Alice Hamilton’s delicate production is as intimate as James Perkins’ tiny box set. A lonely lounge on the South coast is fleshed out by prosaic cream sofa and matching pouffe, cluttered shelves and a retro stereo leaking out The Beautiful South’s "I’ll Sail This Ship Alone". The lonely wicker hearts hanging here and there foreshadow events as Sally Ferguson’s lighting smoothly charts a few weeks in the lives of one-time lovers, Eddie and Carol.
The chuckles flow freely from the opening scene as Eddie showcases his maverick approach to changing a duvet. 20 years on from their last encounter and Carol has happened on Eddie shivering in the park, inviting him to stay with her until he’s back on his feet. Carol is a team leader for electoral registration and single mother to one grown-up daughter who is conspicuously absent. Eddie is a drifter and scrapman who has been living abroad for eighteen years, now struggling with homelessness, depression, and a recent break-up. As their dialogue probes, meshes, and gently clashes, their brief history together – and the unspoken possibility of a future – is weighed against the wear and tear of time. Their nervous attempts at easy conversation endear us to them quickly. Yet even as we root for them we are gnawed at by the sense that companionship for these two, after so long alone, is as bleak a prospect as a holiday to the moon.
Andrew French’s Eddie is a vigorous joker at first, all toothy grins and madcap ideas for a future career in rewilding (“Isn’t that,” Carol asks, “when they reintroduce wolves to Scotland?”). Beneath French’s oddball charm we see a haunted vulnerability, raising the dark spectre of an unknown entity coming into Carol’s sheltered life. Is he taking advantage of her generosity, or is he genuinely seeking help from the one person he has left? Humour bubbles at unlikely moments in a fine balance of actor and text. Eddie keeping his belongings in a few carrier bags, for example: “It’s sort of waterproof,” he says, as Carol doubtfully replies: “I don’t really know if it is, love.” Or ruminating on the likes of Josef Fritzl: “I don’t know how there could be very many men who want a woman in their basement. It would actually be very difficult…you could never have anyone around.” Meanwhile the proof of Portsmouth’s progressing charm is summed up by the words: “Award-winning car park.” It’s this sort of awkward dialogue that Norris does so well – offbeat and funny and undeniably sad all at the same time.

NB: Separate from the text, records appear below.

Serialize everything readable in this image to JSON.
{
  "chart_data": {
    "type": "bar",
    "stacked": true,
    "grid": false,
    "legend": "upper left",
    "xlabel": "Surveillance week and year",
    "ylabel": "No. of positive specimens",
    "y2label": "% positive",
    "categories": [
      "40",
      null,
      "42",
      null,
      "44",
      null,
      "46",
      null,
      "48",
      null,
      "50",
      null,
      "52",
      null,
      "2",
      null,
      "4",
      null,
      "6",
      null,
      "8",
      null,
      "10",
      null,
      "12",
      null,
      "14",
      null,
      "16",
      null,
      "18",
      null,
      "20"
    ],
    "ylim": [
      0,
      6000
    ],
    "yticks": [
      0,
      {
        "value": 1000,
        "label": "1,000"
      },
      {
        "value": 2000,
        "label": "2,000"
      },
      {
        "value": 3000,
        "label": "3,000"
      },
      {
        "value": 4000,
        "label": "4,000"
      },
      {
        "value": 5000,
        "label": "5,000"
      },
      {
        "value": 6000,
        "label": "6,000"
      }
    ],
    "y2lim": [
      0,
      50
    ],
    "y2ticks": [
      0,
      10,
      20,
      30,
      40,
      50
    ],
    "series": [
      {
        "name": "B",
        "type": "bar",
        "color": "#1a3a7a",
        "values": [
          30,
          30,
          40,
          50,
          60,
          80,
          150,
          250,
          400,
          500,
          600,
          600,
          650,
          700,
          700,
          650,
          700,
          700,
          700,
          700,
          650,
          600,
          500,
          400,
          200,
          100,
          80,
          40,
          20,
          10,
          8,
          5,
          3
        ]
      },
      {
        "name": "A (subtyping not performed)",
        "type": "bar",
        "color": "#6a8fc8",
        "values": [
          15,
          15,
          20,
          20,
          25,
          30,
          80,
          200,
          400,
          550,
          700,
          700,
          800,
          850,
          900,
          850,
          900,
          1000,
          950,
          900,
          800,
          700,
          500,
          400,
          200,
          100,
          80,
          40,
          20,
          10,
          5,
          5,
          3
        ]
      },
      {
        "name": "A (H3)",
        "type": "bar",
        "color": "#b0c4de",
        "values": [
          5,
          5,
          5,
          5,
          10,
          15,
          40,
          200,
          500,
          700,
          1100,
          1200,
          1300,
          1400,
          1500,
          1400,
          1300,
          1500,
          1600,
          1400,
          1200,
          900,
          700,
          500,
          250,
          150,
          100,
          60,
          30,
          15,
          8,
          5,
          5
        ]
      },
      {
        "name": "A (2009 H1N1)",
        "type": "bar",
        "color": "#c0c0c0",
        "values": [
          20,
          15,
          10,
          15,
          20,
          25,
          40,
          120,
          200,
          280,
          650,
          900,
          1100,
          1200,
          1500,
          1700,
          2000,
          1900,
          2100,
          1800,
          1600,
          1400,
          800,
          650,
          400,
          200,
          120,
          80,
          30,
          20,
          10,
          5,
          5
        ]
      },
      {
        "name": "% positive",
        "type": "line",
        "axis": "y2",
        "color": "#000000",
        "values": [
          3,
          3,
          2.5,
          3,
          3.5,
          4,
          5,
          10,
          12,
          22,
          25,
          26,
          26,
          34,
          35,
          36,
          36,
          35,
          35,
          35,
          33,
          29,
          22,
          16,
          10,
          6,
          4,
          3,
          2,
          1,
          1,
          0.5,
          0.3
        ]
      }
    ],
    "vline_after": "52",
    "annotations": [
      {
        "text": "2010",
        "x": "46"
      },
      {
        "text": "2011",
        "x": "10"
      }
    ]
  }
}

Tessa Peake-Jones’ Carol is the aching heart of the piece, with her pitiably small life and small house that she may only rent but proudly keeps. Cheerily attempting to extol the virtues of Eddie’s itinerant life, she says: “And they make you a target for burglars, houses. No one ever burgled a tent.” Carol may be middle-aged but Peake-Jones brings a delightfully girlish energy to their first flirtations, and a powerful disassociation in later scenes (a remarkable study on the sudden exhaustion that stress can bring). When lipstick on a coffee mug reveals Eddie has lied about a female visitor, her wrath is reproachfully maternal and sexually possessive at once. Finally, a scene in which she leaves a message for her neglectful daughter is unbearably painful. The lights came up on tissues dabbing at eyes.
There are echoes of Mike Leigh and Chekhov here, while an inspired, ghostly reference to The Flying Dutchman is reminiscent of the work of Conor McPherson or Jez Butterworth. This is fine company for Norris to be in at his young age. Those looking for the thrillingly uplifting will not find it here. But at 70 minutes it is a featherweight play that packs a punch for anyone that has ever suspected the bruising effects of life and love has left them unfit for companionship. To quote Carol: “I might have had all my fun.” While We’re Here also touches on racial identity, the isolating effects of technology, and the Sisyphean job of accessing mental healthcare in the UK. Norris’ humour and humanity sets him out as one to watch. A production that swells your heart that little bit bigger.